Going on 10 years since I last fished here. Matt and I caught little that day, but previous outings here had resulted in an 18 1/2-inch largemouth and smallmouths almost as big. Today we came with Matt's Uncle Rick and his cousin Kyle. A family reunion precious as those are, everyone involved not so sure when the next one will work out as each of us go our own ways. I first fished here in 1977 or 1978. By serendipity, Matt & I arrived here with a Cub Scout friend of his and parent after an event further north. That was 2007 or so. 

The place always offers the possibility of a big fish. One of the bass that took a live killiefish from me might have been one of them. (I kept leftover killies from fluke fishing yesterday.) 

Flat shallow water overlooked by Rick & Kyle as they made their way downstream yielded the only two smallmouths we caught. I saw the edge between visible bottom and some weeds, and I decided to wade as far out as I would find possible, which wasn't very far as appearances deceive. Then I let current drift a killie through that dark water near the edge where things become visible. A smallmouth took the bait on my first or second cast. 

And others did, too.

In general, we tried six spots, all of which, besides two of them, have yielded bass and one pickerel over the years. Today, that edge just beyond the flat offered us the only action.
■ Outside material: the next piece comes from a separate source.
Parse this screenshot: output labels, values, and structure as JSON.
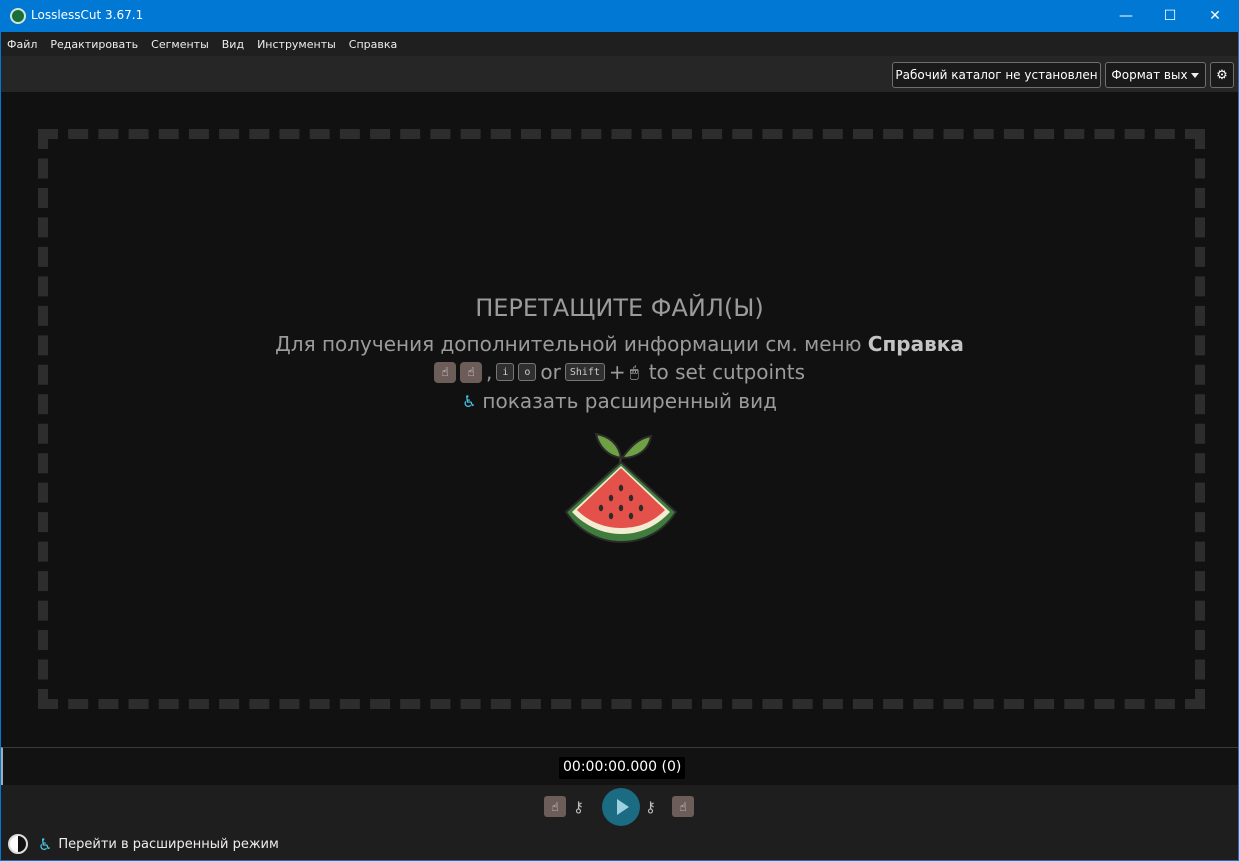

There's a presence in that whole area encompassing the spots we tried that I encounter everywhere else I fish. As much as I'm out to sink a hook into a fish's jaw, I'm out to let the uniqueness of the place I fish pull me into its gullet. There's a tension, a tenacity about the gravity of a place as it tries to claim any condition that colors it--as its own. It does so with some degree of absolute success, and yet there's something sad about any place on this Earth, because anywhere you go not only belongs to the whole planet--the whole planet belongs to something larger.